Q: I have a 12-year-old son who is totally not responsible at all and I don’t know how to get him to do anything around the house. Teaching making good decisions is a daily challenge. I end up angry and probably yell at him too much, but I’m tired and don’t know what else to do. Can you help explain how to encourage responsibility and teaching decision-making, please?

A: As frustrating as it can be, unfortunately, responsibility doesn’t simply appear by age 12, or even at 16 or 20. This develops over a period of time. Just as with learning any new task, responsibility can evolve easily for some children without any help, and for others it can be a much more challenging learning curve. It might mean teaching the skills required to be responsible. You raised one of the skills for assuming responsibility — decision-making — so let’s address that example. Much of a person’s ability to act responsibly depends on his or her ability to make decisions. This is a process, beginning with the toddler making simple choices, ultimately progressing to problem-solving as the child gets older. 

Offer choices, as decision-making ability starts with simple either/or choices. For example, with preschoolers, you can offer: “Do you want to hold my hand while we walk to the car or be carried to the car?” If the child starts running across the parking lot, the parent can pick up the child, saying, “I see you decided to be carried.” The child then becomes more familiar with simple choices, making it easier to add other alternatives. As the child considers more ideas, he or she will be more likely to make appropriate choices. 

Given your son is 12, perhaps you’ve been making all his decisions for him. If you have unintentionally enabled his lack of responsibility, by doing everything for him simply because it’s easier than engaging in battles, it will now be more difficult to get him to make good decisions. Try stating exactly what you see: “I’m frustrated that I’m not getting any help around the house. I bet you’re feeling pretty frustrated too with my yelling at you so much. It’s my job to help you learn to make good decisions and how to be responsible, but maybe I haven’t taught that very well. I’d like to start over. What do you think are some ways we could make this work better for us both?” Be his partner, as by supporting him, you will achieve connection. That’s when you can begin problem-solving, helping him consider the options in deciding what’s a responsible approach. You don’t have to agree with his ideas, yet simply hear and validate his point of view. As your relationship improves with connection, your son will trust you more, which will also encourage more responsible behavior. Yelling and punishment will only undermine that. Connection is where he will learn, as that’s the root of responsible behavior.

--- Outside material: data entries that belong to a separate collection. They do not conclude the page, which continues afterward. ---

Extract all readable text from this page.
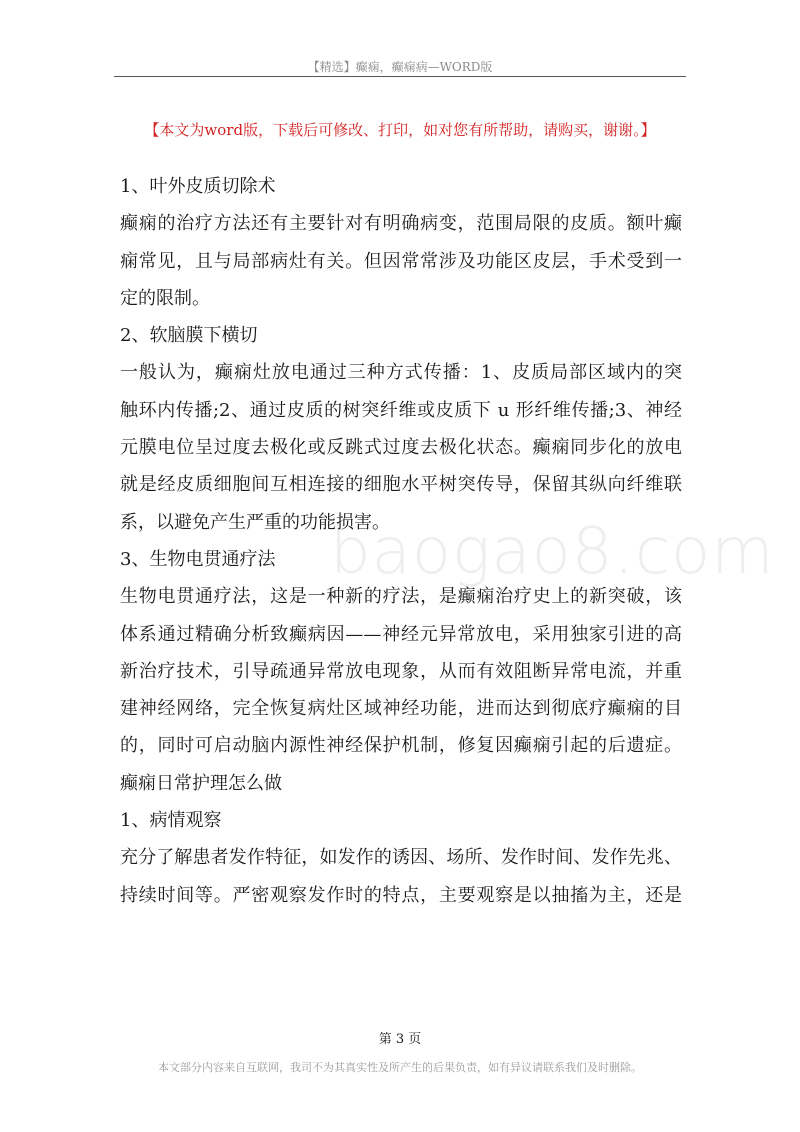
【精选】癫痫，癫痫病—WORD版
【本文为word版，下载后可修改、打印，如对您有所帮助，请购买，谢谢。】
1、叶外皮质切除术
癫痫的治疗方法还有主要针对有明确病变，范围局限的皮质。额叶癫
痫常见，且与局部病灶有关。但因常常涉及功能区皮层，手术受到一
定的限制。
2、软脑膜下横切
一般认为，癫痫灶放电通过三种方式传播：1、皮质局部区域内的突
触环内传播;2、通过皮质的树突纤维或皮质下 u 形纤维传播;3、神经
元膜电位呈过度去极化或反跳式过度去极化状态。癫痫同步化的放电
就是经皮质细胞间互相连接的细胞水平树突传导，保留其纵向纤维联
系，以避免产生严重的功能损害。
3、生物电贯通疗法
生物电贯通疗法，这是一种新的疗法，是癫痫治疗史上的新突破，该
体系通过精确分析致癫病因——神经元异常放电，采用独家引进的高
新治疗技术，引导疏通异常放电现象，从而有效阻断异常电流，并重
建神经网络，完全恢复病灶区域神经功能，进而达到彻底疗癫痫的目
的，同时可启动脑内源性神经保护机制，修复因癫痫引起的后遗症。
癫痫日常护理怎么做
1、病情观察
充分了解患者发作特征，如发作的诱因、场所、发作时间、发作先兆、
持续时间等。严密观察发作时的特点，主要观察是以抽搐为主，还是
baogao8.com
第 3 页
本文部分内容来自互联网，我司不为其真实性及所产生的后果负责，如有异议请联系我们及时删除。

Q: My family seems to always be having some conflict, whether it’s about eating healthy, not talking bad about the neighbors, my kids hitting each other, arguing at the dinner table about anything and everything. I’d like some help in how to deal with conflict in our family better. Do you have some suggestions?

A: A very common problem! You can start with simple statements with your children, especially when you’re all around the dinner table, such as, “Here’s how I see the problem. How do you see it? What are we going to do about it?” Children have very good ideas and are much more invested in making them work when we involve them in solving the problem, rather than making them the problem. Your goal must be for win-win solutions in which you and your family get much closer to what each of you really wants.

Try setting up a way to deal with conflicts that affect everyone. Family meetings are helpful in providing a democratic forum in which you discuss problems and come up with mutually agreeable solutions. I’ve heard of a few families that have tried a “conflict jar,” for problems to be written down and put in the jar for discussion at a family meeting. 

Teach your children that your family values about conflict are something like, “We don’t hit when we’re angry in this family. We talk things out instead of fighting.” Be very clear that violence is unacceptable both at home and outside the home. Start making civility, kindness and generosity your family values. These are a sign of respect for each other, which can then ease tensions in disagreements, both at home and in the community. 

Keep in mind that not every conflict requires your intervention. Children learn how to resolve their own conflicts by becoming independent problem solvers. When parents oversee their battles, choosing sides and telling them what to say and do, they won’t develop necessary skills for working out their differences. Let them know you’re available to help, and if later they want to talk it through once they’ve resolved their conflict, see how they feel about the resolution. You can help them learn from their struggles. Most important, as you address conflicts both in and out of the home, your family can master how to be strong and assertive without being aggressive and hurtful. When your goal is to win in any conflict, that requires rendering the other person powerless, creating disconnection, bitterness and resentment in your family. The most important part of conflict mediation is listening and understanding each person’s perspective, without judgment or criticism, aiming to “meet in the middle.”